Civil Party Says KR Used Bayonets on Children

A civil party told the Khmer Rouge tribunal on Wednesday that his young son was killed by being thrown into the air and pierced with a bayonet while his wife and mother-in-law were thrown into pits as ethnic Vietnamese were exterminated in Kompong Chhnang province.

In 1966, Prak Doeun, now 73, married his wife—who was born to Vietnamese parents in the same commune as him in Kompong Chhnang’s Boribor district—and claimed the couple faced no discrimination prior to the Pol Pot regime.

But after the communists took control of the country, Mr. Doeun said, he feared the regime’s attitude toward ethnic Vietnamese people and gave his children Cambodian aliases to conceal their ethnicity.

“I was afraid that I would lose my daughter if I was using her original name, the Vietnamese name. At that time, she would have been killed.

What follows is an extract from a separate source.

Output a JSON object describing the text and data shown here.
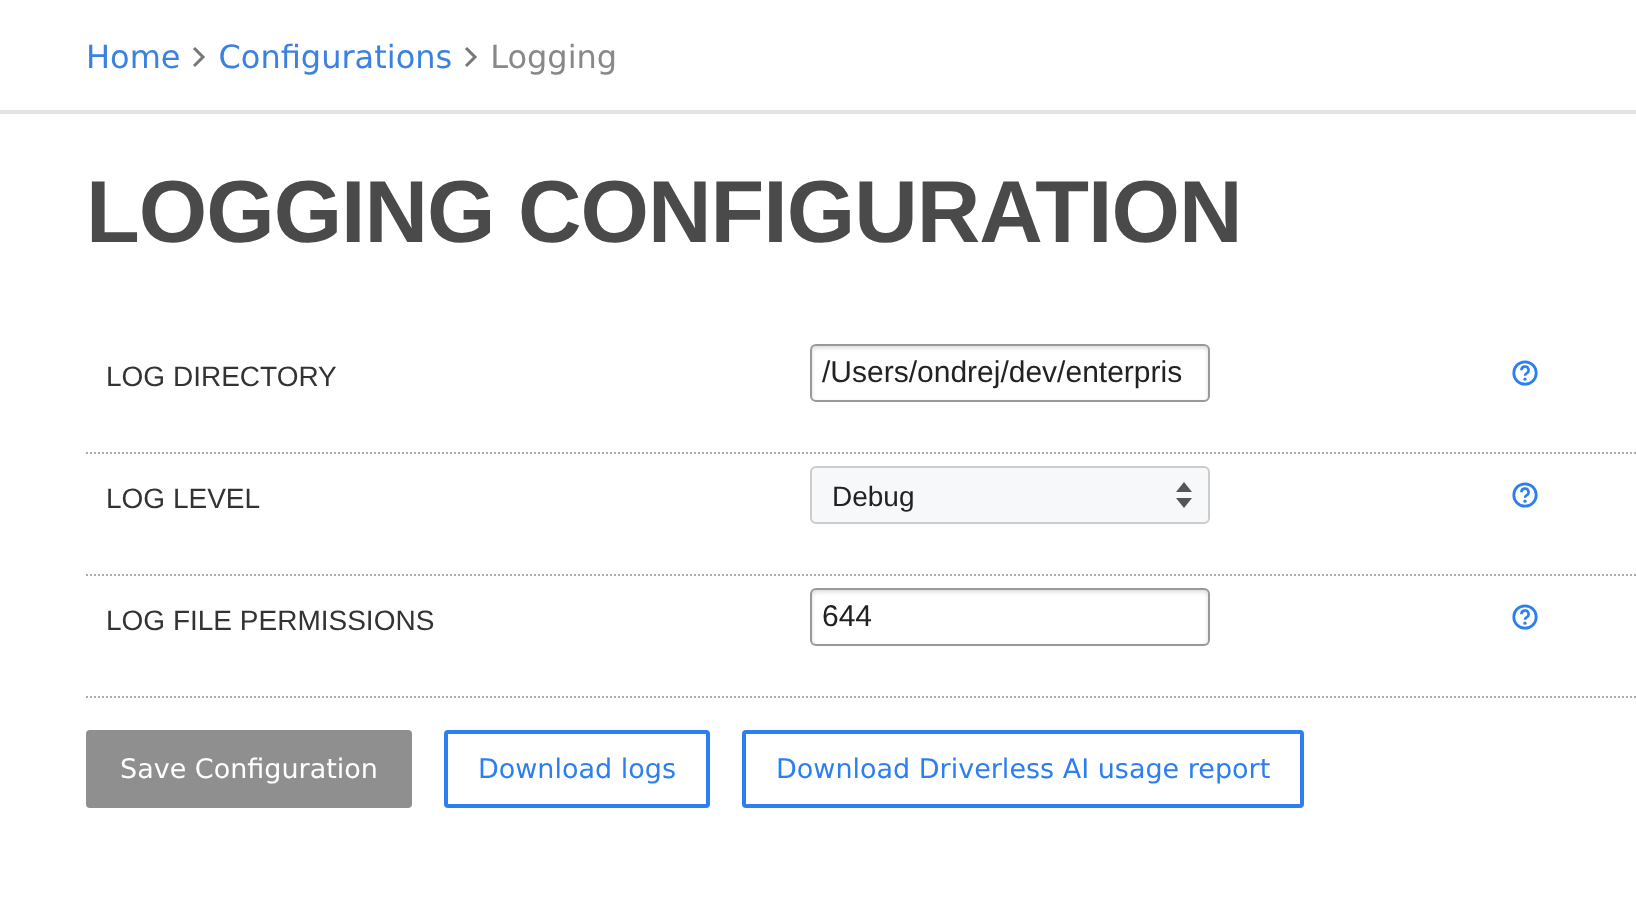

For this reason I used a different name for her,” he said.

The civil party said he was soon relocated to Ta Mov island, where he was joined by his family in late 1976. Upon their arrival, the civil party said, he revealed his wife’s ethnicity to local cadre for fear that he would be killed for lying, and the family was initially left alone.

During this period, ethnic Vietnamese residents of the island were given the opportunity to board boats to Vietnam, with around 20 to 30 people accepting the offer. His wife decided to stay in Cambodia, however, a decision Mr. Doeun suspected was risky because he saw the regime dismantling Buddhist statues, signaling “they no longer had any belief in religion.”

In 1977, Mr. Doeun’s fears were realized when he, his wife, mother-in-law and son were ordered to march into the night with six other Cambodian-Vietnamese couples and one other child. After trekking for hours, the group was split in two; the Cambodians were ordered one way, the Vietnamese and two children another.

The next morning, a man named Comrade Hum explained the fate of the second group to Mr. Doeun.

“I was told that these Vietnamese people had been taken away and killed. I learned the information the next morning…. I was told those people had been taken away and smashed,” he said.

“He told me that the Vietnamese people had their hands tied to their back—they were not interrogated—and those people were beaten into the grave,” he added. “The explanation was that the children were thrown up into the air and when they fell down they were killed with the bayonet.”

The civil party said Comrade Hum then reprimanded him for marrying an ethnic Vietnamese woman.

“He tried to console me that my wife and child had been killed. That comrade blamed me, [asking], ‘Why did you marry a Vietnamese wife?’” he said.

Mr. Doeun’s testimony in the second phase of Case 002—in which Khieu Samphan and Nuon Chea are facing charges of genocide against ethnic Vietnamese—is scheduled to continue today.